Salut mes fraises tagada !

Je vous avais déjà parlé du restaurant “Le Saison” lorsque j’avais passé un samedi matin en compagnie du chef, David Etcheverry. J’ai profité de quelques jours de vacances avec toute ma bande (ça fait peur comme ça, mais y’a que Nine et juniorette en vrai !) pour passer un moment bien agréable de plus au Saison, cette fois-ci à me faire servir.

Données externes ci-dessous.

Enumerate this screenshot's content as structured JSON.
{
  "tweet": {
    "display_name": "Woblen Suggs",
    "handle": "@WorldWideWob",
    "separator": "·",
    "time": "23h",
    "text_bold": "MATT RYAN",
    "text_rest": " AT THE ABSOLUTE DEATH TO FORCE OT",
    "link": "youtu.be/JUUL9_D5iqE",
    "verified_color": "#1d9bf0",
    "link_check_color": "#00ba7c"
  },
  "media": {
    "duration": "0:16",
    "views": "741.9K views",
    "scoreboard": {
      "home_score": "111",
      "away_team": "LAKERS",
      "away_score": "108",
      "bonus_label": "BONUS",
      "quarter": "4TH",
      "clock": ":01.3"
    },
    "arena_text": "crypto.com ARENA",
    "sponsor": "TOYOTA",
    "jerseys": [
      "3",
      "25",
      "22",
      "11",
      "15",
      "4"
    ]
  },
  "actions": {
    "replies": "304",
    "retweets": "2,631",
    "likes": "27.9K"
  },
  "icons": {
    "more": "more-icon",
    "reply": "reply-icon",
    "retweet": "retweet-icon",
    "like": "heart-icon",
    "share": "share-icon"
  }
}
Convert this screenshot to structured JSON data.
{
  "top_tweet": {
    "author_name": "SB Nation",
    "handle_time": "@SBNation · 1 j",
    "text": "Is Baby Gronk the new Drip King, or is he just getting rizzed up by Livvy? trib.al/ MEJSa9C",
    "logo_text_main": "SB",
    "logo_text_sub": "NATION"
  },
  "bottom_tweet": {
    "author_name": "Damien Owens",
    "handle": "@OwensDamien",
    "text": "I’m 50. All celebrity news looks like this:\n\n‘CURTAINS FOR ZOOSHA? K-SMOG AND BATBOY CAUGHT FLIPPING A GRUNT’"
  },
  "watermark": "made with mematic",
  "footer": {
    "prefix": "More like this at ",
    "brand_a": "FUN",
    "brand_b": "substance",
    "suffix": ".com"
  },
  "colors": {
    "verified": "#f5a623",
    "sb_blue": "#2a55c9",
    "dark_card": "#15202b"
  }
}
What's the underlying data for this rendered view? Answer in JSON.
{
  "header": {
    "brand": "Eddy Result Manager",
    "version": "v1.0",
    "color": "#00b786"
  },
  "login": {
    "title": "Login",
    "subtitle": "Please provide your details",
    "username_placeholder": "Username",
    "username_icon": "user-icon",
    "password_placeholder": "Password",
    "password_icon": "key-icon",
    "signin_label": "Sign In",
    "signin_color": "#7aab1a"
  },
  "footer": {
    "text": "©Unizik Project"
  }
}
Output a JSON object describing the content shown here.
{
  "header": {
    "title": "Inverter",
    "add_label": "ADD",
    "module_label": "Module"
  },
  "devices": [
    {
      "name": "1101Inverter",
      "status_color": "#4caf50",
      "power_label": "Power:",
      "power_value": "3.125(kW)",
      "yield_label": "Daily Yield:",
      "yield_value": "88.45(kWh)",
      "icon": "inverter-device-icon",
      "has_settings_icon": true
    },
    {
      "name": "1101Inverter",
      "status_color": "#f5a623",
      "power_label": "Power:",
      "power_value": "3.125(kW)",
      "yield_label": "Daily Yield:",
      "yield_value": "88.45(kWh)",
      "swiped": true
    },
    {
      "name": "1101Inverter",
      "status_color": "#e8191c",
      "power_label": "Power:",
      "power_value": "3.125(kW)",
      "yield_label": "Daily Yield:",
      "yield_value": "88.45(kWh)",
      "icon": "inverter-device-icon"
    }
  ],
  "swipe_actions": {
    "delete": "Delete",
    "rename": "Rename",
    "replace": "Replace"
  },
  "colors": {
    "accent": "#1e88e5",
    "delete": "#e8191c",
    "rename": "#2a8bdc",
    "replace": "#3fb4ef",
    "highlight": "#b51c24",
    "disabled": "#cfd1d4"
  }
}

Pas de photos, pas de descriptif plein de superlatifs, je vous note juste ce que j’ai mangé, tout était délicieux (fin, équilibré et inattendu) :

  • Amuses gueules : une sucette de  cochonaille glacée sangria, un sablé au coing, un feuilleté de tapenade, un velouté de potimarron…
  • Révision de la brandade de morue : velouté de pommes de terre truffé au cabillaud mi-cuit 
  • Dos de saint pierre, main de bouddha et butternut (la main de bouddha est un agrume très subtil utilisé dans une sauce légère)
  • Plateau de fromages (obligatoire pour Nine et moi dès qu’on se fait un resto digne de ce nom)
  • Barre de chocolat araguani et châtaigne au Baileys
  • Réductions sucrées : financier, chocolat praliné et guimauve pistache

Moi qui étais parti pour faire un repas rapide pour cause de sieste de mini-moi, on est finalement resté un tout petit plus longtemps (!!!) emportés que nous étions par notre gourmandise et le plaisir d’être là à déguster toutes ces merveilles.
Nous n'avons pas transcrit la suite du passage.